The hash function needs to be applied only once to confirm whether the solution is good or not and whether the requester performed the required amount of work to find it. If the solution is good, the provider grants the requester the right to use a service. This system enables the previously mentioned asymmetrical architecture and is at the core of every proof-of-work-based algorithm.
Bitcoin mining and Bitcoin Hash
How does this all apply to Bitcoin and Bitcoin mining? Well, Bitcoin mining can be observed as an action performed by a miner (requester), who offers his computational power (CPU or GPU) to help the Bitcoin network (provider) with transaction verifying, in exchange for Bitcoin. A miner searches the Bitcoin mempool (storage for unconfirmed transactions), finds the ones which he wants to verify, adds them to a new block and then attempts to find the proof string which will be sent to the Bitcoin networks blockchain. The blockchain then runs a hash function to check if the proof is correct (if it contains enough zeros – currently the requirement for Bitcoin network is extremely high) and if that is the case the block is added to the blockchain.
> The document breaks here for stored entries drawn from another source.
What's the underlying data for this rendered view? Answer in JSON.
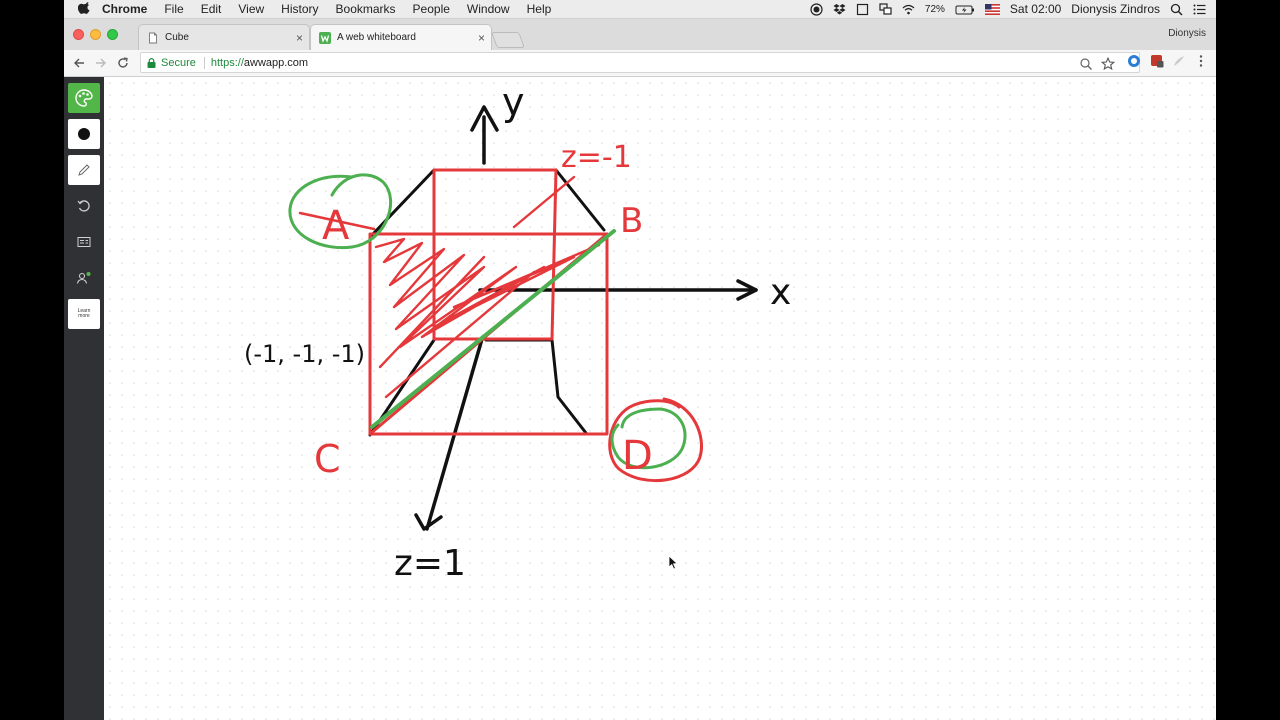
{
  "menubar": {
    "apple_icon": "apple-icon",
    "items": [
      "Chrome",
      "File",
      "Edit",
      "View",
      "History",
      "Bookmarks",
      "People",
      "Window",
      "Help"
    ],
    "battery": "72%",
    "clock": "Sat 02:00",
    "user": "Dionysis Zindros"
  },
  "tabs": [
    {
      "title": "Cube",
      "active": false
    },
    {
      "title": "A web whiteboard",
      "active": true
    }
  ],
  "profile_name": "Dionysis",
  "address_bar": {
    "security_label": "Secure",
    "scheme": "https://",
    "host": "awwapp.com"
  },
  "sidebar": {
    "learn_more_label": "Learn more"
  },
  "whiteboard": {
    "labels": {
      "y_axis": "y",
      "x_axis": "x",
      "z_top": "z=-1",
      "z_bottom": "z=1",
      "point_a": "A",
      "point_b": "B",
      "point_c": "C",
      "point_d": "D",
      "coordinate": "(-1, -1, -1)"
    },
    "colors": {
      "ink_black": "#111111",
      "ink_red": "#e5383b",
      "ink_green": "#4caf50"
    }
  }
}
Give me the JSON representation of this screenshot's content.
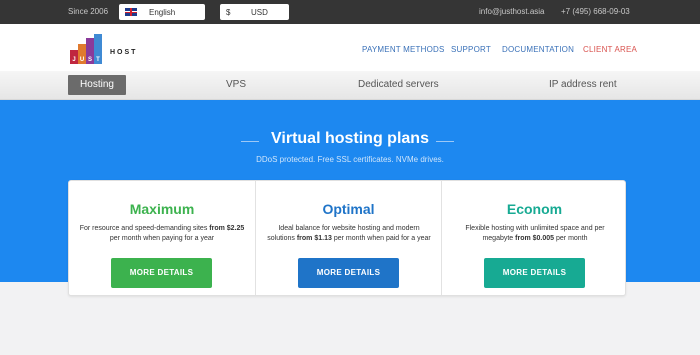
{
  "topbar": {
    "since": "Since 2006",
    "language": "English",
    "currency_symbol": "$",
    "currency": "USD",
    "email": "info@justhost.asia",
    "phone": "+7 (495) 668-09-03"
  },
  "header": {
    "logo_letters": [
      "J",
      "U",
      "S",
      "T"
    ],
    "logo_host": "HOST",
    "nav": [
      {
        "label": "PAYMENT METHODS"
      },
      {
        "label": "SUPPORT"
      },
      {
        "label": "DOCUMENTATION"
      },
      {
        "label": "CLIENT AREA"
      }
    ]
  },
  "tabs": [
    {
      "label": "Hosting",
      "active": true
    },
    {
      "label": "VPS"
    },
    {
      "label": "Dedicated servers"
    },
    {
      "label": "IP address rent"
    }
  ],
  "hero": {
    "title": "Virtual hosting plans",
    "subtitle": "DDoS protected. Free SSL certificates. NVMe drives."
  },
  "plans": [
    {
      "name": "Maximum",
      "desc_prefix": "For resource and speed-demanding sites ",
      "desc_price": "from $2.25",
      "desc_suffix": " per month when paying for a year",
      "button": "MORE DETAILS",
      "color": "#3cb24e"
    },
    {
      "name": "Optimal",
      "desc_prefix": "Ideal balance for website hosting and modern solutions ",
      "desc_price": "from $1.13",
      "desc_suffix": " per month when paid for a year",
      "button": "MORE DETAILS",
      "color": "#1f74c8"
    },
    {
      "name": "Econom",
      "desc_prefix": "Flexible hosting with unlimited space and per megabyte ",
      "desc_price": "from $0.005",
      "desc_suffix": " per month",
      "button": "MORE DETAILS",
      "color": "#17aa93"
    }
  ],
  "colors": {
    "hero_bg": "#1d88f0",
    "topbar_bg": "#353535",
    "nav_link": "#3a71b8",
    "client_area": "#d9534f"
  }
}
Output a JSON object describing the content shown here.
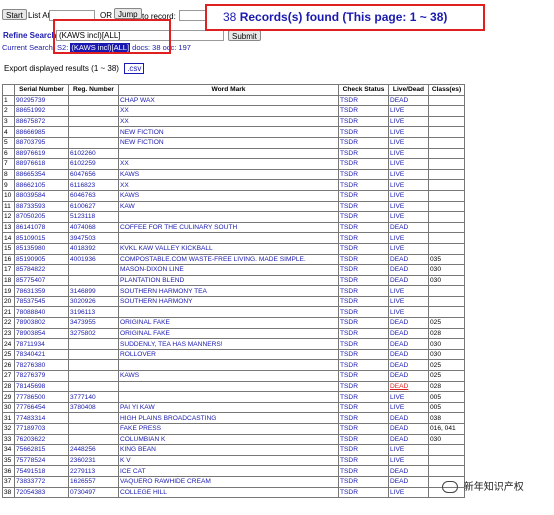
{
  "search": {
    "start_label": "Start",
    "list_at_label": "List At:",
    "list_at_value": "",
    "or_label": "OR",
    "jump_label": "Jump",
    "to_record_label": "to record:",
    "to_record_value": "",
    "refine_label": "Refine Search",
    "refine_value": "(KAWS incl)[ALL]",
    "submit_label": "Submit",
    "current_search_label": "Current Search:",
    "current_search_prefix": "S2:",
    "current_search_query": "(KAWS incl)[ALL]",
    "current_search_suffix": "docs: 38 occ: 197"
  },
  "records": {
    "count": "38",
    "text": "Records(s) found (This page: 1 ~ 38)"
  },
  "export": {
    "text": "Export displayed results (1 ~ 38)",
    "csv_label": ".csv"
  },
  "table": {
    "headers": [
      "",
      "Serial Number",
      "Reg. Number",
      "Word Mark",
      "Check Status",
      "Live/Dead",
      "Class(es)"
    ],
    "rows": [
      [
        "1",
        "90295739",
        "",
        "CHAP WAX",
        "TSDR",
        "DEAD",
        ""
      ],
      [
        "2",
        "88651992",
        "",
        "XX",
        "TSDR",
        "LIVE",
        ""
      ],
      [
        "3",
        "88675872",
        "",
        "XX",
        "TSDR",
        "LIVE",
        ""
      ],
      [
        "4",
        "88666985",
        "",
        "NEW FICTION",
        "TSDR",
        "LIVE",
        ""
      ],
      [
        "5",
        "88703795",
        "",
        "NEW FICTION",
        "TSDR",
        "LIVE",
        ""
      ],
      [
        "6",
        "88976619",
        "6102260",
        "",
        "TSDR",
        "LIVE",
        ""
      ],
      [
        "7",
        "88976618",
        "6102259",
        "XX",
        "TSDR",
        "LIVE",
        ""
      ],
      [
        "8",
        "88665354",
        "6047656",
        "KAWS",
        "TSDR",
        "LIVE",
        ""
      ],
      [
        "9",
        "88662105",
        "6116823",
        "XX",
        "TSDR",
        "LIVE",
        ""
      ],
      [
        "10",
        "88039584",
        "6046763",
        "KAWS",
        "TSDR",
        "LIVE",
        ""
      ],
      [
        "11",
        "88733593",
        "6100627",
        "KAW",
        "TSDR",
        "LIVE",
        ""
      ],
      [
        "12",
        "87050205",
        "5123118",
        "",
        "TSDR",
        "LIVE",
        ""
      ],
      [
        "13",
        "86141078",
        "4074068",
        "COFFEE FOR THE CULINARY SOUTH",
        "TSDR",
        "DEAD",
        ""
      ],
      [
        "14",
        "85109015",
        "3947503",
        "",
        "TSDR",
        "LIVE",
        ""
      ],
      [
        "15",
        "85135980",
        "4018392",
        "KVKL KAW VALLEY KICKBALL",
        "TSDR",
        "LIVE",
        ""
      ],
      [
        "16",
        "85190905",
        "4001936",
        "COMPOSTABLE.COM WASTE-FREE LIVING. MADE SIMPLE.",
        "TSDR",
        "DEAD",
        "035"
      ],
      [
        "17",
        "85784822",
        "",
        "MASON-DIXON LINE",
        "TSDR",
        "DEAD",
        "030"
      ],
      [
        "18",
        "85775407",
        "",
        "PLANTATION BLEND",
        "TSDR",
        "DEAD",
        "030"
      ],
      [
        "19",
        "78631359",
        "3146899",
        "SOUTHERN HARMONY TEA",
        "TSDR",
        "LIVE",
        ""
      ],
      [
        "20",
        "78537545",
        "3020926",
        "SOUTHERN HARMONY",
        "TSDR",
        "LIVE",
        ""
      ],
      [
        "21",
        "78088840",
        "3196113",
        "",
        "TSDR",
        "LIVE",
        ""
      ],
      [
        "22",
        "78903802",
        "3473955",
        "ORIGINAL FAKE",
        "TSDR",
        "DEAD",
        "025"
      ],
      [
        "23",
        "78903854",
        "3275802",
        "ORIGINAL FAKE",
        "TSDR",
        "DEAD",
        "028"
      ],
      [
        "24",
        "78711934",
        "",
        "SUDDENLY, TEA HAS MANNERS!",
        "TSDR",
        "DEAD",
        "030"
      ],
      [
        "25",
        "78340421",
        "",
        "ROLLOVER",
        "TSDR",
        "DEAD",
        "030"
      ],
      [
        "26",
        "78276380",
        "",
        "",
        "TSDR",
        "DEAD",
        "025"
      ],
      [
        "27",
        "78276379",
        "",
        "KAWS",
        "TSDR",
        "DEAD",
        "025"
      ],
      [
        "28",
        "78145698",
        "",
        "",
        "TSDR",
        "DEAD",
        "028"
      ],
      [
        "29",
        "77786500",
        "3777140",
        "",
        "TSDR",
        "LIVE",
        "005"
      ],
      [
        "30",
        "77766454",
        "3780408",
        "PAI YI KAW",
        "TSDR",
        "LIVE",
        "005"
      ],
      [
        "31",
        "77483314",
        "",
        "HIGH PLAINS BROADCASTING",
        "TSDR",
        "DEAD",
        "038"
      ],
      [
        "32",
        "77189703",
        "",
        "FAKE PRESS",
        "TSDR",
        "DEAD",
        "016, 041"
      ],
      [
        "33",
        "76203622",
        "",
        "COLUMBIAN K",
        "TSDR",
        "DEAD",
        "030"
      ],
      [
        "34",
        "75662815",
        "2448256",
        "KING BEAN",
        "TSDR",
        "LIVE",
        ""
      ],
      [
        "35",
        "75778524",
        "2360231",
        "K V",
        "TSDR",
        "LIVE",
        ""
      ],
      [
        "36",
        "75491518",
        "2279113",
        "ICE CAT",
        "TSDR",
        "DEAD",
        ""
      ],
      [
        "37",
        "73833772",
        "1626557",
        "VAQUERO RAWHIDE CREAM",
        "TSDR",
        "DEAD",
        ""
      ],
      [
        "38",
        "72054383",
        "0730497",
        "COLLEGE HILL",
        "TSDR",
        "LIVE",
        ""
      ]
    ]
  },
  "watermark": {
    "text": "新年知识产权"
  },
  "colors": {
    "link": "#1a1ab0",
    "highlight_box": "#e02020"
  }
}
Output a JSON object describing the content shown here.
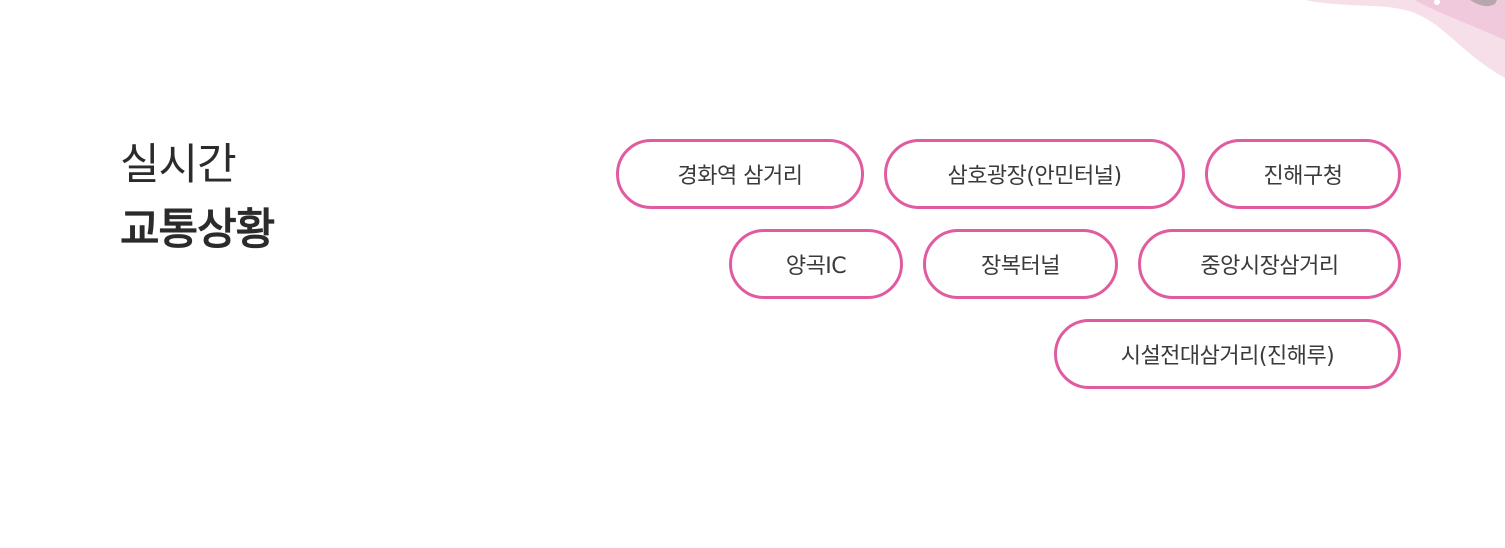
{
  "heading": {
    "line1": "실시간",
    "line2": "교통상황"
  },
  "locations": [
    "경화역 삼거리",
    "삼호광장(안민터널)",
    "진해구청",
    "양곡IC",
    "장복터널",
    "중앙시장삼거리",
    "시설전대삼거리(진해루)"
  ],
  "colors": {
    "pill_border": "#e05ba0",
    "text": "#3a3a3a",
    "heading": "#2b2b2b",
    "decoration": "#f3d6e4"
  }
}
Currently it takes about 10 minutes for the miners to discover the new block. The mining difficulty itself aka the number of zeros required is adjustable and changes every 2016 blocks. This change of difficulty is done to preserve the average block creation time. The mining process comes with two awards: First of all the miner gets a cut of the transaction fees that are attached to each transaction he verifies. He will get the second award if his proof of solution is accepted by the network and it comes in the form of newly minted Bitcoins that are created every time a new block is added to the blockchain.
We can compare this system to a locked safe which contains a reward; each time you want to access this reward you need to solve the safe combination. Except the code is hashed, where a part of the combination is written on the safe, and the rest is upon you to figure out yourself. Imputing it correctly will give you access, while a failed attempt resets the lock and forces you to try again. Obviously the process is much more complicated and mathematical in actuality but the abovementioned should give you a quick rundown on how it works.
Hashing is clearly an important part of the Bitcoin mining system and it enables its underlying proof-of-work algorithm to function properly. It is an efficient and collision resistant solution which offers unmatched speed, privacy and security. Whereas BTC currently uses a SHA 256 hashing algorithm, which is a part of the SHA-2 generation of algorithms and still hasn’t been compromised by collision attacks, there are plans to implement a new generation of SHA-3 algorithms in the future. It remains to be seen how Bitcoin will react and if it will switch onto this new infrastructure.